Included in the highlights from my recent trip to SFMOMA was a small gallery dedicated to Paul Klee. Blossoms in the night attracted my attention with its depth of blue. I stared at it so long my mind was creating shapes behind the foreground images.
Due to a brevity of the visit, I was only able to take a peak at the Richard Tuttle exhibit. Being sans headphones, I was forced to listen to the conversation circling around me (the horror!) about the art, which was most annoying in the Tuttle gallery. Words like, childish and silly, were being tossed around. The exhibit is called: The Presence Of Simple Things. These are the same people who think Andy Warhol and Pop Art are "cool!" and "rad!" I want to spend more time in the Tuttle exhibit, maybe with some Morrissey on the headphones.

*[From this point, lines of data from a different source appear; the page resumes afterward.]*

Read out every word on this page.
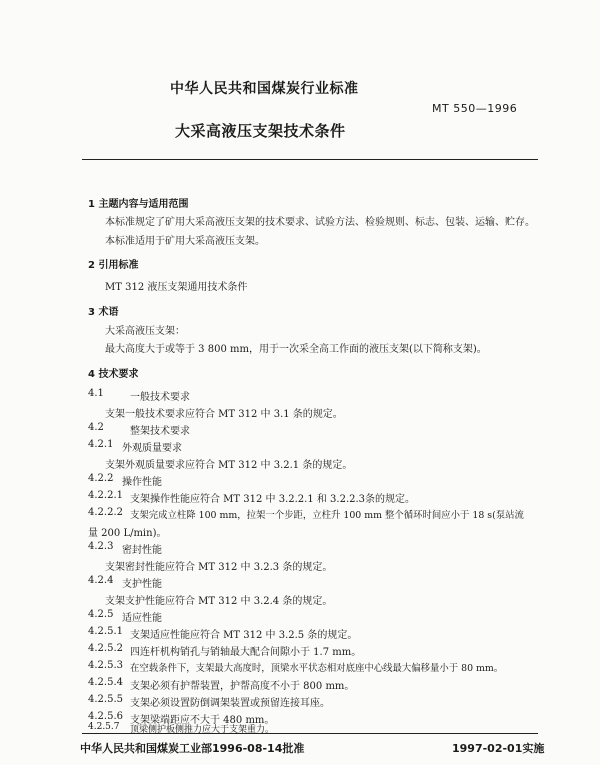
中华人民共和国煤炭行业标准
MT 550—1996
大采高液压支架技术条件
1 主题内容与适用范围
本标准规定了矿用大采高液压支架的技术要求、试验方法、检验规则、标志、包装、运输、贮存。
本标准适用于矿用大采高液压支架。
2 引用标准
MT 312 液压支架通用技术条件
3 术语
大采高液压支架：
最大高度大于或等于 3 800 mm，用于一次采全高工作面的液压支架(以下简称支架)。
4 技术要求
4.1	一般技术要求
支架一般技术要求应符合 MT 312 中 3.1 条的规定。
4.2	整架技术要求
4.2.1 外观质量要求
支架外观质量要求应符合 MT 312 中 3.2.1 条的规定。
4.2.2 操作性能
4.2.2.1 支架操作性能应符合 MT 312 中 3.2.2.1 和 3.2.2.3条的规定。
4.2.2.2 支架完成立柱降 100 mm，拉架一个步距，立柱升 100 mm 整个循环时间应小于 18 s(泵站流
量 200 L/min)。
4.2.3 密封性能
支架密封性能应符合 MT 312 中 3.2.3 条的规定。
4.2.4 支护性能
支架支护性能应符合 MT 312 中 3.2.4 条的规定。
4.2.5 适应性能
4.2.5.1 支架适应性能应符合 MT 312 中 3.2.5 条的规定。
4.2.5.2 四连杆机构销孔与销轴最大配合间隙小于 1.7 mm。
4.2.5.3 在空载条件下，支架最大高度时，顶梁水平状态相对底座中心线最大偏移量小于 80 mm。
4.2.5.4 支架必须有护帮装置，护帮高度不小于 800 mm。
4.2.5.5 支架必须设置防倒调架装置或预留连接耳座。
4.2.5.6 支架梁端距应不大于 480 mm。
4.2.5.7 顶梁侧护板侧推力应大于支架重力。
中华人民共和国煤炭工业部1996-08-14批准	1997-02-01实施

One of my favorite artists featured at SFMOMA (besides the ever present Sol Le Witt), is Robert Rauschenberg. Not being an art critique (I didn't even take art history at uni), I have no clever words to expound on my interest. Untitled (Glossy Black Painting) is my favorite simply for the way the texture of the paper reflects the light.
Atrabiliarios is Doris Salcedo's instillation to remember the victims of political violence in her native Columbia. The exhibit consists of a room with small niches cut into the wall containing shoes (mostly women's) and covered with vellum stitched on with black thread. The empty space. The blank white walls. The vellum boxes in a corner on the floor. I could stand in that room (with John Coltrane or Elliot Smith in my ears) for hours.
Relatedly, I walk past the Chagall gallery frequently these days. I want to spend a few hours in there.